I maintain a governmental service that was in production in less than 3 months, then 21 months of continuous development, serving 60m citizen with a few thousand administrators, as sole techie, on a single server, for the third year. Needless to say, my country has never seen such a fast and useful project. I have not optimized anything. Of course you can imagine it's not my first project in this case. For me, Python's speed most often not a problem is not a lie, I proved it.

The project does have a slightly complex database, the administration interface does implement really tight permission granularity (each department has its own admin team with users of different roles), it did have to iterate quickly, but you know the story with Django : changing the DB schema is easy, migrations are generated by Django, you can write data migrations easily, tests will tell you what you broke, you write new tests (I also use snapshot testing so a lot of my tests actually write themselves), and upgrading a package is just as easy as fixing anything that broke when running the tests.

You seem to think that Python is outdated because it's old, and that's also what I thought when I went over all alternative for my 10 next years of app devs. I was ready to trash all my Python really. But that's how I figured that the human-computer problem Python solves will just always be relevant. I'll assume that you understand the point I made on that and that we simply disagree here.

Or maybe we don't really disagree, I'll agree with you that a compiled language is better for mission-critical components, but any of these will almost always need a CRUD and that's where Python shines.

But I've not always been making CRUDs with Python, I have 2 years of experience as an OpenStack developer, and I must admit that Python fit the bill pretty well here too. Maybe my cloud company was not big enough to have problems, or we just avoided the common mistakes. I know people like Rackspace had hard times maintaining forks of the services, I was the sole maintainer of 4 network services rewrites which were basically 1 package using OpenStack as a framework (like I would use Django), to simply listen on RabbitMQ and do stuff on SDN and SSH. Then again, I think not so much people actually practice CI/CD correctly, so that's definitely going to be a problem for them at some point.

> there's not currently a solid Go-alternative for django

That's one of the things that put me of, I tried all Go web frameworks, and they are pretty cool, but will they ever reach the productivity levels of Django, Rails or Symfony ?

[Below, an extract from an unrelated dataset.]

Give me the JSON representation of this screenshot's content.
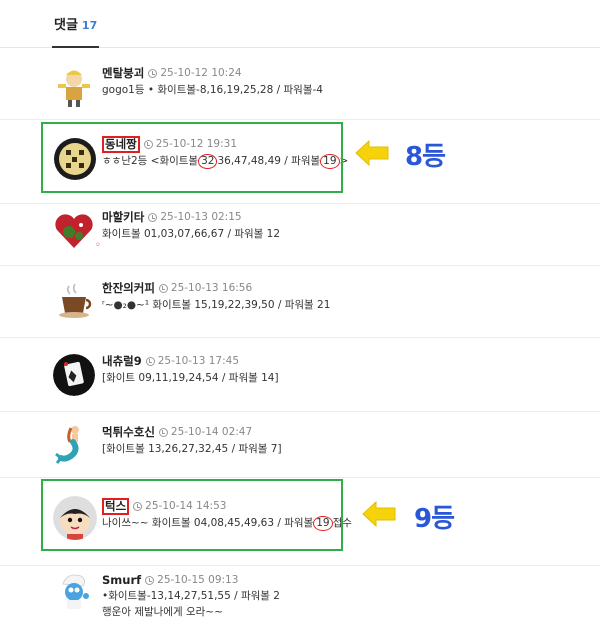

Meanwhile, I'm just waiting for the day someone puts me in charge of something where performance is sufficiently performance-critical that I need to rewrite it in a compiled language, if I could have the chance to do some ASM optimizations that would also be a lot of fun. Another option is that I have something to contribute to a Go project, but so far, Go developers seem doing really fine without me for sure :)

While I choose it for general purpose development ? I guess I'm stuck with "I love OOP" just like "the little functional programing Python offers".

I really enjoyed this conversation too, would like to share it on my blog if you don't mind, thank you for your time, have a great weekend.